Carl H. Esbeck, Christian Legal Society
September 25, 2000
See also the new book by Carl Esbeck, Stanley Carlson-Thies, and Ron Sider, The Freedom of Faith-Based Organizations to Staff on a Religious Basis. (Washington, DC: Center for Public Justice, December 2004)
Footnotes:
1 The Title VII religious exemption was upheld in Corporation of Presiding Bishops v. Amos, 483 U.S. 327 (1987).
2 Hall v. Baptist Memorial Health Care Corp., 215 F.3d 618, 625 (6th Cir. 2000) (dismissing religious discrimination claim filed by employee against religious organization because organization was exempt from Title VII and the receipt of substantial government funding did not bring about a waiver of the exemption); Siegel v. Truett-McConnell College, 13 F. Supp.2d 1335, 1343-45 (N.D. Ga. 1994), aff'd, 73 F.3d 1108 (11th Cir. 1995) (table) (dismissing religious discrimination claim filed by faculty member against religious college because college was exempt from Title VII and the receipt of substantial government funding did not bring about a waiver of the exemption); Young v. Shawnee Mission Medical Center, 1988 U.S. Dist. LEXIS 12248 (D. Kan. Oct. 21, 1988) (holding that religious hospital did not lose Title VII exemption merely because it received thousand of dollars in federal medicare payments); see Arriaga v. Loma Linda University, 10 Cal.App.4th 1556, 13 Cal. Rptr.2d 619 (1992) (religious exemption in state employment nondiscrimination law was not lost merely because religious college received state funding); Saucier v. Employment Security Dept., 954 P.2d 285 (Wash. Ct. App. 1998) (Salvation Army's religious exemption from state unemployment compensation tax does not violate Establishment Clause merely because the job of the employee in question was funded by a government grant); Seale v. Jasper Hospital Dist., 1997 WL 606857 (Tx. Ct. App. Oct. 2, 1997) (Catholic hospital does not waive its rights to refuse to perform sterilizations and abortions merely because it had a lease with the government on its building). The only case to the contrary is criticized by the court in Siegel, as well as limited to its facts. 13 F. Supp.2d at 1343-44 (discussing Dodge v. Salvation Army, 48 Emply. Prac. Dec. (CCH) ¶ 38619 (S.D. Miss. 1989)).

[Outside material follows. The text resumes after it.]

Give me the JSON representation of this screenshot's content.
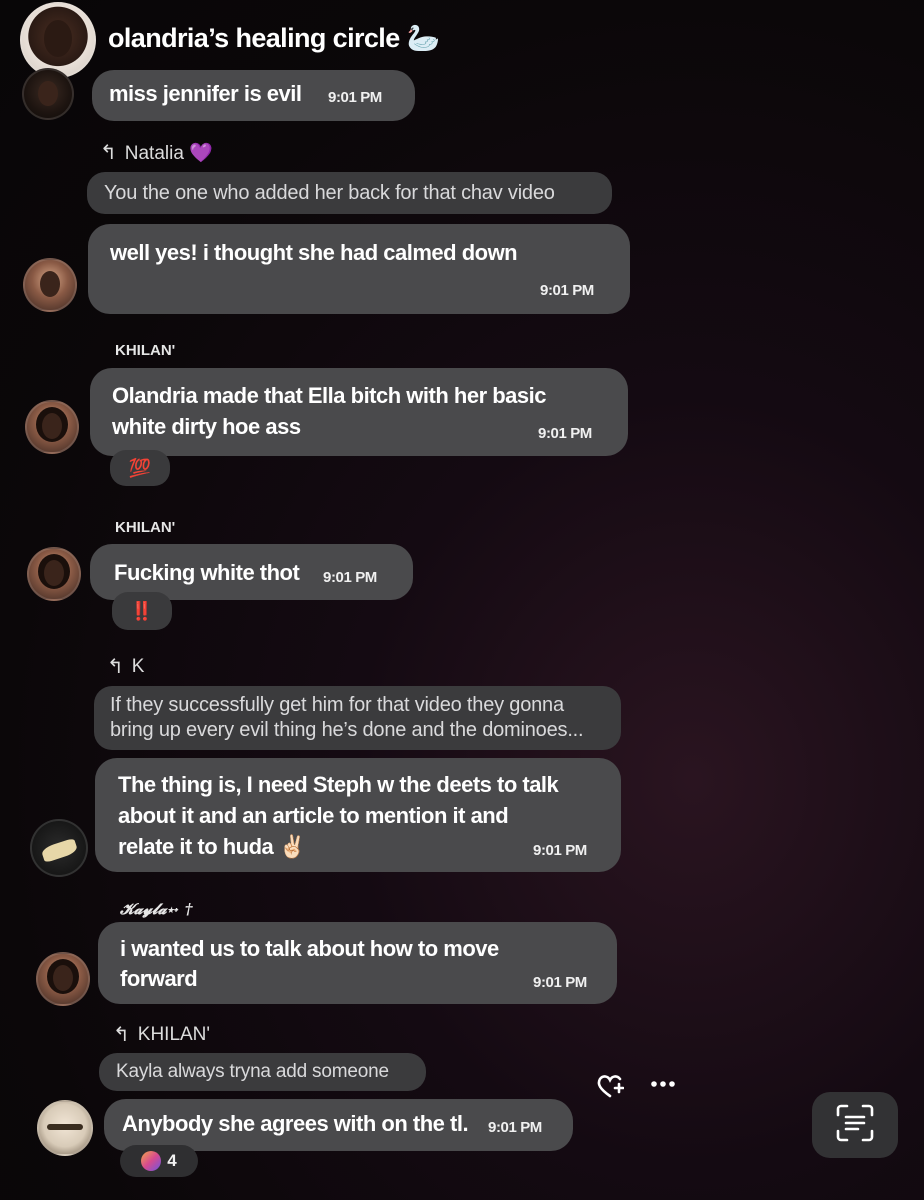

3 In Tilton v. Richardson, 403 U.S. 672, 689 (1971), plaintiffs claimed that payment of a general federal tax, the monies of which were later appropriated to faith-based colleges, caused them religious coercion in violation of the Free Exercise Clause. Finding no plausible evidence of compulsion, the Court held that a federal taxpayer's cause of action for religious coercion failed to state a claim under the Free Exercise Clause. In Valley Forge Christian College v. Americans United, 454 U.S. 464, 486 n.22 (1982), plaintiffs challenged as violative of the Establishment Clause the transfer of government surplus property to a religious college. The U.S. Supreme Court rebuffed all asserted bases of standing because the plaintiffs lacked the requisite personal "injury in fact." One of the rejected claims was that the plaintiffs had a "spiritual stake" in not having their government give away property to a religious organization or to otherwise act in a manner contrary to no-establishment values. The high court rejected that argument and held that a spiritual stake in having one's government comply with the Establishment Clause is not, on the merits of the claim, a juridically cognizable injury.